Ton is gelukkig weer thuis en moet nog even aan het infuus blijven, maar daar helpt de thuiszorg mee, ook als we laat op de avond steeds een vreemde piep uit het apparaat horen komen. Geweldige mensen zijn het.

En nu zijn we weer lekker samen thuis, Ton achter zijn krant, ik achter de computer. Ik herlees net een tekst die ik na het labyrintlopen heb geschreven naar aanleiding van enkele regels uit het gedicht van Mary Heyema: ‘365 dagen geldig’ en vind dat nu wel passend.

Vouw je schaduw op, wat een mooi beeld.
Ik vouw mijn schaduw op als een paraplu en zet hem weg. Nee, niet weggooien maar bewaren, want er zijn dagen dat je snakt naar een beetje schaduw.
Maar soms kan een schaduw groot en dreigend zijn, om je heen hangen en te groot zijn om hem alleen weg te krijgen. Daar heb je dan geliefden voor nodig om je daarbij te helpen.

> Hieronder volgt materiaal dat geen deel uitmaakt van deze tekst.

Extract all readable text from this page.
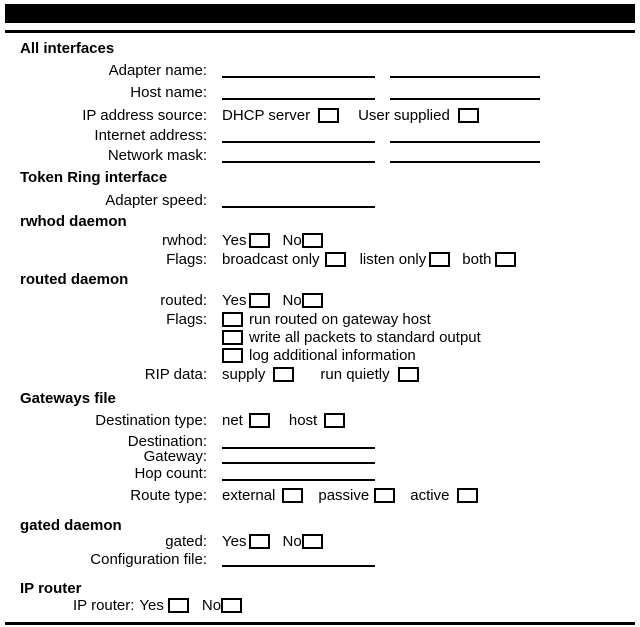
All interfaces
Adapter name:
Host name:
IP address source: DHCP server	User supplied
Internet address:
Network mask:
Token Ring interface
Adapter speed:
rwhod daemon
rwhod: Yes No
Flags: broadcast only	listen only both
routed daemon
routed: Yes No
Flags:	run routed on gateway host
write all packets to standard output
log additional information
RIP data: supply	run quietly
Gateways file
Destination type: net	host
Destination:
Gateway:
Hop count:
Route type: external	passive	active
gated daemon
gated: Yes No
Configuration file:
IP router
IP router: Yes	No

En als de schaduw weer weg is en je je weer vrij en onbekommerd voelt, dan kun je je horizon spreiden als een badlaken op het strand. Meer dan je nodig hebt aan ligruimte, maar het voelt zo lekker.
En dan speelt tijd niet meer mee.
Ik knip de tijd door en laat gebeuren wat moet gebeuren op de tijd die daarvoor bestemd is en ik open mijn deur, mijn denken.